Whoops! in 1996 the SEC brought suit on charges of making false claims about the Dream Beam, effectively stopping Futrex. Though the suit is pending, former employees of Futrex have testified in depositions that neither the Dream Beam or its "prooof of principle" predecessor ever worked.......Employees knew that Rosenthal massaged data from field trials. If a given sample yielded bad results, he would just throw it out.

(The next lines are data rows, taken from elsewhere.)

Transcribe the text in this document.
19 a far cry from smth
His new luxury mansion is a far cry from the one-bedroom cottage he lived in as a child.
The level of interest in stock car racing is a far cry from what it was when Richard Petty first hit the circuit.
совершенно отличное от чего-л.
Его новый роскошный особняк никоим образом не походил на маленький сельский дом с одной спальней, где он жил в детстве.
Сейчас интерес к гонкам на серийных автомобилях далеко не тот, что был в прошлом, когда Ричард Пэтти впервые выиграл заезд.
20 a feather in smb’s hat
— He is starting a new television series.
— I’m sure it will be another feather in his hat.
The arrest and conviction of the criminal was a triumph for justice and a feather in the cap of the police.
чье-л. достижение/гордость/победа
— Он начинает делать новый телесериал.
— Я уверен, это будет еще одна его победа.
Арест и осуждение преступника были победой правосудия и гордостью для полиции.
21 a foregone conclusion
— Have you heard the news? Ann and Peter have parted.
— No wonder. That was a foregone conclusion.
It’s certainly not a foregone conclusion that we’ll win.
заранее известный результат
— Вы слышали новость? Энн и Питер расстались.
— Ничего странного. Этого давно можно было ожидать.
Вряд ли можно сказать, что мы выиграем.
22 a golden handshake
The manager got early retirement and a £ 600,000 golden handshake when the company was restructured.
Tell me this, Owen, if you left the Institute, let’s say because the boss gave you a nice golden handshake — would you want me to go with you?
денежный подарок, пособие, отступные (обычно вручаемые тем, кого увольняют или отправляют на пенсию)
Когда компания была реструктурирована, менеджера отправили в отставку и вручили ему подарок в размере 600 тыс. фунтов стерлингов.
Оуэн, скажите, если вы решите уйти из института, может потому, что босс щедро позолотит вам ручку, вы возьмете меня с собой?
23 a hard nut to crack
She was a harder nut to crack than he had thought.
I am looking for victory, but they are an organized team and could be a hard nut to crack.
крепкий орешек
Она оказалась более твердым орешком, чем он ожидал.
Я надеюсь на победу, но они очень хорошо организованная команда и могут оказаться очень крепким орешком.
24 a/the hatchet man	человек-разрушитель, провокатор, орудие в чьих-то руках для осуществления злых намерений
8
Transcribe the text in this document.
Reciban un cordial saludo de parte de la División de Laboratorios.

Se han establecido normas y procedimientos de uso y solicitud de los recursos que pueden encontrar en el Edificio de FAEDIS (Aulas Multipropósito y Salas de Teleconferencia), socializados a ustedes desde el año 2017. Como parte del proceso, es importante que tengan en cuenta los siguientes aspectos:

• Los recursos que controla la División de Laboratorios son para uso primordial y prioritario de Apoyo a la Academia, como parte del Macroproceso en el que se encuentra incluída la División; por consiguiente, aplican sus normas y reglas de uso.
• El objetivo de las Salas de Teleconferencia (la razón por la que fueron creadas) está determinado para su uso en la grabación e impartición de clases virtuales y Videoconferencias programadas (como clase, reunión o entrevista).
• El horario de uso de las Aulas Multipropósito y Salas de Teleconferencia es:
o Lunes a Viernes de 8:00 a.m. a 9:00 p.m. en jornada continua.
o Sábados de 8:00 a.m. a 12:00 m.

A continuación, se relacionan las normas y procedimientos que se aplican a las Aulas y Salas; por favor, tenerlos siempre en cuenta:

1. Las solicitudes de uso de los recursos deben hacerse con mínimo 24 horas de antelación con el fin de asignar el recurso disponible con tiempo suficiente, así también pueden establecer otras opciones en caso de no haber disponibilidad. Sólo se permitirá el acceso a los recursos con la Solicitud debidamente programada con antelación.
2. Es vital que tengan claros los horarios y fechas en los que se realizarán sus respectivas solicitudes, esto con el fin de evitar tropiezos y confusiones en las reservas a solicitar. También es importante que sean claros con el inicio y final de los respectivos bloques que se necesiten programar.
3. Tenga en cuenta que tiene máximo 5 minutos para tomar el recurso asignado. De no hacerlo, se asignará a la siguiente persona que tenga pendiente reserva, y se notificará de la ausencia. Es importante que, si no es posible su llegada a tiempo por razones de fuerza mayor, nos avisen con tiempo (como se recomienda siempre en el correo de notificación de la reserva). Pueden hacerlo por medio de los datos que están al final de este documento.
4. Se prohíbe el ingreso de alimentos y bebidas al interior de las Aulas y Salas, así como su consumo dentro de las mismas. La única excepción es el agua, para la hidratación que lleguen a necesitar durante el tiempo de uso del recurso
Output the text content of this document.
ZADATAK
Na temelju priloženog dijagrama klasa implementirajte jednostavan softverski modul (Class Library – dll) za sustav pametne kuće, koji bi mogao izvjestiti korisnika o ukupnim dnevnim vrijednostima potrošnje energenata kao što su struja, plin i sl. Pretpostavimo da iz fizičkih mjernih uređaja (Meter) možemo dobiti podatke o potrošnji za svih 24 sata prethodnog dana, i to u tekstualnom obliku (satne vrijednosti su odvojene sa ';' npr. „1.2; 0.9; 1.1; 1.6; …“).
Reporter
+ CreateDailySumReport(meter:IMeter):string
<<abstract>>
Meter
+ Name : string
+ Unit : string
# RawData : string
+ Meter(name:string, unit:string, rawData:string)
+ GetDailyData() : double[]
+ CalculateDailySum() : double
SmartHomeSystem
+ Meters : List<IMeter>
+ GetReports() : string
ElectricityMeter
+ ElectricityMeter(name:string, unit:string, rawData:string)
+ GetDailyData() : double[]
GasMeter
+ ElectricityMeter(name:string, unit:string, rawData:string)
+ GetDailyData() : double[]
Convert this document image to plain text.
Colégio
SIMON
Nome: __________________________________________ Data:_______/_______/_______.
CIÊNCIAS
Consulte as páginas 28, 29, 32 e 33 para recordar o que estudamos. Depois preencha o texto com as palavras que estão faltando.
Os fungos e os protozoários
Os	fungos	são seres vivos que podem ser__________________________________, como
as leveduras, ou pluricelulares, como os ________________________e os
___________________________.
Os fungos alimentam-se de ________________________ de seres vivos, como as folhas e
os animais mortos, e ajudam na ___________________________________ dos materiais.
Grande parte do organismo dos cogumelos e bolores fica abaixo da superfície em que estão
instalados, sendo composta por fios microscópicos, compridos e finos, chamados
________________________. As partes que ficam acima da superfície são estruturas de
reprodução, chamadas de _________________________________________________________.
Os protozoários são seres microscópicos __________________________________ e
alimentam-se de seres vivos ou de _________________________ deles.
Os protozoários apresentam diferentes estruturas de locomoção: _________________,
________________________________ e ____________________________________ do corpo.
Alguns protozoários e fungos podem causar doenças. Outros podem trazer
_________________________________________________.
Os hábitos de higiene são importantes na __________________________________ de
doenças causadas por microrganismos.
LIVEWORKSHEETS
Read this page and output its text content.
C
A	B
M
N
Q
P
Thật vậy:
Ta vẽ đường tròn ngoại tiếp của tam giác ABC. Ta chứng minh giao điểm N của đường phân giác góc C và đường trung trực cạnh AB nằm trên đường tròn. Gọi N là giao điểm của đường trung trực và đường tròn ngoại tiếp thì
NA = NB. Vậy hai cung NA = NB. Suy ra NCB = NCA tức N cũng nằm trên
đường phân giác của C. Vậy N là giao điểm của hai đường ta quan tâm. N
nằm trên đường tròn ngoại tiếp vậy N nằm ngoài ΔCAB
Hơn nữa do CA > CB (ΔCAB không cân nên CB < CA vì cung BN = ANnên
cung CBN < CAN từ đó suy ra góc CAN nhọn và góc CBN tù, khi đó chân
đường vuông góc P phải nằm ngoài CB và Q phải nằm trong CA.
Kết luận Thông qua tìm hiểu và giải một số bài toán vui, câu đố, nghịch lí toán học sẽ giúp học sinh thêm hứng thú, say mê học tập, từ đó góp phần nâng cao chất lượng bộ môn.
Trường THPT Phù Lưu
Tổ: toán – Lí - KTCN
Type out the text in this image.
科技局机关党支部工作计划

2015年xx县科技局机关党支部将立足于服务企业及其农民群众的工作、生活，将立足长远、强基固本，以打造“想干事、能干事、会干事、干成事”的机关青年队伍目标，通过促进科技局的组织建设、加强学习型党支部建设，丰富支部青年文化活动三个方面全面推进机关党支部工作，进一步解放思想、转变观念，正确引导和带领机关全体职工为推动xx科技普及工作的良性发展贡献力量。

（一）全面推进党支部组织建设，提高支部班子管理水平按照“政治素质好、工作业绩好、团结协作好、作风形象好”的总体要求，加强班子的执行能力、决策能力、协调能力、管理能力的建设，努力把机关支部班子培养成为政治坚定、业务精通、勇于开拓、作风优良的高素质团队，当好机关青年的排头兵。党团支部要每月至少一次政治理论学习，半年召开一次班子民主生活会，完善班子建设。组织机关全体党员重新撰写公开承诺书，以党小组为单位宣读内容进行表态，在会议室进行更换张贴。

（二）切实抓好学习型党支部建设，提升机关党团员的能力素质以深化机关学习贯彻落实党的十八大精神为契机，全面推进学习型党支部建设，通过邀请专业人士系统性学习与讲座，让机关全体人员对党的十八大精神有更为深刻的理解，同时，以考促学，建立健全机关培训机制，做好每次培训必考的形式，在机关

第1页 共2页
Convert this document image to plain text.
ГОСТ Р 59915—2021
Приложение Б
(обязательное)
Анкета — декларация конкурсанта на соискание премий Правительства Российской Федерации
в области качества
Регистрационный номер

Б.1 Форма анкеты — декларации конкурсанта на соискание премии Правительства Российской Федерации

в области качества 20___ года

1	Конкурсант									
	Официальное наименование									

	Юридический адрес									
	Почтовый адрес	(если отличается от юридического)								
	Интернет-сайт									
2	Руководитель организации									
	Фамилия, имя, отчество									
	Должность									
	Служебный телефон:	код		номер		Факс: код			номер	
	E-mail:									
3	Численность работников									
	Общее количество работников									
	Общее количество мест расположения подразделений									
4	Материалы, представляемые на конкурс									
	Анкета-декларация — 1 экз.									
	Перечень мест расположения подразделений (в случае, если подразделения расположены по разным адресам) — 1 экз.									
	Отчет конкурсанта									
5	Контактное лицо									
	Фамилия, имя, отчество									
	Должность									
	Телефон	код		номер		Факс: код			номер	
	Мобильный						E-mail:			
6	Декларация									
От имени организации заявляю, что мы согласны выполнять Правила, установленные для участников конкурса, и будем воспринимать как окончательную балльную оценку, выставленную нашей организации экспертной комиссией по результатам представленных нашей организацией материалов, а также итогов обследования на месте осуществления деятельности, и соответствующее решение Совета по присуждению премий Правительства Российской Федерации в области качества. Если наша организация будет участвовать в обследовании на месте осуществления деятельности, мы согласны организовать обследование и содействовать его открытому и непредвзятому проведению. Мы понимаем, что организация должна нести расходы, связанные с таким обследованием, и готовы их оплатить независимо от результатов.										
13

Biocontrol Technology in Pittsburg, Pa., is another company with a hyped product. It makes an infrared light-based device called the Diasensor 1000. The FDA has twice refused to approve its sale because it was accurate on only a handful of people. Biocontrol boasts that the device has been approved for sale in Europe, but it has so far sole exactly seven of the machines, at $9,000 apiece.

Hope springs eternal. Three companies - Integ, Cygnus and Technical Chemicals and Products - are developing devices to measure glucose in interstitial fluid, which sits just underneath the skin. But they've repeatedly missed deadlines for filing applications to the FDA, and investors have dumped their stocks. Dr Robert Gooldstein of the Juvenile Diabetes Foundation thinks noninvasive device is five to ten years away.

The best thing in the offing right now may be a semi-invasive monitor, MiniMed a maker of insulin pumps, has submitted to the FDA a tiny sensor that would be implanted just under the skin and would transmit glucose data to a beeper-size meter. Unfortunately, the sensor would have to be inserted with a needle and replaced every few days.

Copywrite Forbes Magazine (partially incomplete article) Oct 19,1998

..............

Given all the hyped efforts I appreciate BJCT's stealth approach.